5. The following morning, I wrote "I Love You" and drew a big heart on the bathroom mirror in red lipstick. When my husband discovered the message I wrote on the mirror, he showed it to our children. Later that day, my three year old son scribbled on the mirror with red fingernail polish. I guess he wanted to show me how much he loved me too. (Note: "Goo" cleanser removes lipstick.)
6. I taped red paper hearts all over his windshield and wrote titles and lines of love songs or poems that I liked and wrote, "I love you" in several different languages on different hearts. My husband caught me taping the hearts on his windshield, but later I could hear him laughing as he read them.
7. Right before my husband left on a trip, I taped some of our favorite love songs and stuck the tape in his car stereo.

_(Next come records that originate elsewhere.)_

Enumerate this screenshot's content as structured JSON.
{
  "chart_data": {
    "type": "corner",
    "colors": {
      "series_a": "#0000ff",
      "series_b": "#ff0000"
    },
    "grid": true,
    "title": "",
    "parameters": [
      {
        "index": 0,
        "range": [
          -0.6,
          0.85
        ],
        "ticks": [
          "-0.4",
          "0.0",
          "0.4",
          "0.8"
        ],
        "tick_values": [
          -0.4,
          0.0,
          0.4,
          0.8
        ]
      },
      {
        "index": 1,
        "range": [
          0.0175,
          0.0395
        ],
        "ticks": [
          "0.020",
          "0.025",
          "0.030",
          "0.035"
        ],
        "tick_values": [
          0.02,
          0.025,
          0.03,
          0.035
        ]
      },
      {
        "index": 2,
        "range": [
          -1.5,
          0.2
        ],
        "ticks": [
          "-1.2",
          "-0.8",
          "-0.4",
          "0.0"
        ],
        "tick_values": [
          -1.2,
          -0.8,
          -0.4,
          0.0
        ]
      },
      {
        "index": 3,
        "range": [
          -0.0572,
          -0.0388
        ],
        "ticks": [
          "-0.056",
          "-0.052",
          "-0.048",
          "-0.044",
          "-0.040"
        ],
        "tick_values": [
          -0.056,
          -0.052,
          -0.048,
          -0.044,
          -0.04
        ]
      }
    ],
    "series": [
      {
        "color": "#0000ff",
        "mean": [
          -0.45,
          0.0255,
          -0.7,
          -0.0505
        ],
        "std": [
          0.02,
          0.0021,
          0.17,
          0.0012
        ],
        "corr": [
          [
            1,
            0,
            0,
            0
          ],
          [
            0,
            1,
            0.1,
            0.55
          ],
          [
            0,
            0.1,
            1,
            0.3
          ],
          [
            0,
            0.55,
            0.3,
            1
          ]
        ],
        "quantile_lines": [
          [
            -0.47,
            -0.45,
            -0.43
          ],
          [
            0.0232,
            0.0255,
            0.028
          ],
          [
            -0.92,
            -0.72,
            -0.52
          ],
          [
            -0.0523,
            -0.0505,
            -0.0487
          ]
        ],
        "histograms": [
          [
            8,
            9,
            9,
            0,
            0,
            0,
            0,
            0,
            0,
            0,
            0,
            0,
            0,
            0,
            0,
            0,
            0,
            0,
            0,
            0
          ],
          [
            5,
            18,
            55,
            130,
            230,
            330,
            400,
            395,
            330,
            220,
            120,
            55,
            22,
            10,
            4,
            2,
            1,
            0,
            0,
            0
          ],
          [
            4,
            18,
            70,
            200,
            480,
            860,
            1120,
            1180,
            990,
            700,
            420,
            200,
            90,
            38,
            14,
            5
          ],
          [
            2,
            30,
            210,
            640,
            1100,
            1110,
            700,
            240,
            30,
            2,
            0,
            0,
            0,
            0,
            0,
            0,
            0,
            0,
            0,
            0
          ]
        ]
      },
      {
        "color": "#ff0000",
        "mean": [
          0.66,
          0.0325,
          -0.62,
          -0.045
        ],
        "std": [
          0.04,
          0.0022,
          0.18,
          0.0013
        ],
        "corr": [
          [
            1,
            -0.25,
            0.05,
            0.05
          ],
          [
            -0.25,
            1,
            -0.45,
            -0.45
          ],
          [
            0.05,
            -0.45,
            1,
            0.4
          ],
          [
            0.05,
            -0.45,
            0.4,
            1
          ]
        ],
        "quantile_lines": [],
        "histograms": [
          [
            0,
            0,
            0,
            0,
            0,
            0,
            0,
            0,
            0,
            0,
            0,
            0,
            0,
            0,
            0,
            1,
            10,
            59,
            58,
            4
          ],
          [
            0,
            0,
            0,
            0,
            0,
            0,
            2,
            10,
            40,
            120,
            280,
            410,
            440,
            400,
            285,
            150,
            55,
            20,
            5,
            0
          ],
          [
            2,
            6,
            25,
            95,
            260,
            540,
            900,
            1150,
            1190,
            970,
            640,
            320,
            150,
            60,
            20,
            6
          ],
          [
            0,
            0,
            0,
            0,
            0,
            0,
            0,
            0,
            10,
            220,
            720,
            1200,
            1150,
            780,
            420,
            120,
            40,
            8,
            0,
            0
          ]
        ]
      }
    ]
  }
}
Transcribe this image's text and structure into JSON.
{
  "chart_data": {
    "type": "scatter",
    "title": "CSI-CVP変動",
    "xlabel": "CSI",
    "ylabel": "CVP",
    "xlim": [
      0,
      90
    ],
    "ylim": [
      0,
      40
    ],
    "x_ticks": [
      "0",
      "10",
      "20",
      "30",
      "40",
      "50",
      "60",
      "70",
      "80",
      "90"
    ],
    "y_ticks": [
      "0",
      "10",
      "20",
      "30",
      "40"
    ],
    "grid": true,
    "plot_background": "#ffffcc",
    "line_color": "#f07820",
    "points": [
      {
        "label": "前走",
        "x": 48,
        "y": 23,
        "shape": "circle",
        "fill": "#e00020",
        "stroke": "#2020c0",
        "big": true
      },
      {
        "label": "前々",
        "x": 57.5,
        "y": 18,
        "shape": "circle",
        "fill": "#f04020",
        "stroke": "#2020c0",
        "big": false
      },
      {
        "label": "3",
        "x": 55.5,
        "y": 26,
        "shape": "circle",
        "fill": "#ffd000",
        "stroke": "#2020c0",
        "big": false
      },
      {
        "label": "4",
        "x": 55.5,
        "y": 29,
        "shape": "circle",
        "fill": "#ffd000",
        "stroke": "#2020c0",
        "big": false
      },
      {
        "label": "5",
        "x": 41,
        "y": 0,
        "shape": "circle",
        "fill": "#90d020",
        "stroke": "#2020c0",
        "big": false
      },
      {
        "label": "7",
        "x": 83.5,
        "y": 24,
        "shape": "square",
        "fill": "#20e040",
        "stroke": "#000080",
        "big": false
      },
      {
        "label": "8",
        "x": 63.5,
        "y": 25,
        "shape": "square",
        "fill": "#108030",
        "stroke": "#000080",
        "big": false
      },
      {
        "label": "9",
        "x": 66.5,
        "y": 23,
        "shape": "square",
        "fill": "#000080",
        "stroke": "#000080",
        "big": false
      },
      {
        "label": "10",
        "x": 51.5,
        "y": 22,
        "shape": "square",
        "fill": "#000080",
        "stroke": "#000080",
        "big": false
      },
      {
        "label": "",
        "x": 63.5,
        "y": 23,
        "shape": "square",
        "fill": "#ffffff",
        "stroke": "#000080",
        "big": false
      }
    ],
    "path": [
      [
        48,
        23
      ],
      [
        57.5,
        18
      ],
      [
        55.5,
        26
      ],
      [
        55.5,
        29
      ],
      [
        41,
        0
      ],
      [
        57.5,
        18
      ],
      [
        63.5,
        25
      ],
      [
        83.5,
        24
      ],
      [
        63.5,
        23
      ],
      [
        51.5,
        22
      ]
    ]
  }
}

Later, he called to thank me.
8. While he was away, I called his voicemail to sing lines of love songs like, "I just called to say I love you" and "Have I told you lately that I love you?" It made me feel closer to him and he said he laughed when he got the messages.
9. The night after he returned, I read him some poetry by Robert and Elizabeth Browning.
10. The next day we started reading a book on improving marriage relationships.
11. One day I printed and framed a poem I wrote and put it on a side table in our living room. As soon as my husband walked in the door, my children pointed out the poem I had framed and my husband sat down to read it. You can also use a poem that's already been written or print and frame the words of a love song.
12. I sent him an e-mail that said: "How do I love thee? Let me count the ways." Then listed all the reasons why I love him.
13. On a subsequent evening, I checked out a dance instruction video from the library. My husband was very reluctant to try it so, the first night we watched it together and, while he lay in bed, I practiced the steps. The next night he agreed to at least try it. We learned the swing and once he got it down, he admitted that he actually liked it.
For the next several nights we learned to waltz, do the Foxtrot, Jitterbug, Cha Cha, Electric Slide and others. For a crash course in dancing, try Cal Pozo's Learn to Dance in Minutes series entitled "Party Dancing."
Joining in the Game
By that time I thought, being the competitive person that he is, that he would have gotten into the game and started doing sneaky, romantic things for me too, but not so. Still, I persisted because I was having such fun surprising him. Besides, following the first two weeks of these little surprises, our love and appreciation for each other increased.
A few months later my husband came home with a bag of dishtowels because he noticed that we were running out of them. I took one out of the bag and put the rest in a drawer. Later my husband asked me if I had taken all the rags out of the bag. I told him I hadn't and wondered why he cared. He told me to take them all out. Feeling a little irritated by his request, I pulled the rags out of the bag. Along with them came one of my favorite candy bars. I hugged and thanked him. The little surprises I'd done for him had paid off after all.
Six months after my romantic experiment, my husband and I attended a Christmas dance. He usually doesn't care to dance much, but we did the few swing dance steps we had learned and ended up dancing to every song and staying until the dance ended.
If you want to rekindle the romance or keep the love alive in your marriage, try doing something nice for your spouse every day for one month. You can try some of the ideas listed above or come up with your own. Either way, by the end of the month you are sure to rekindle that old spark!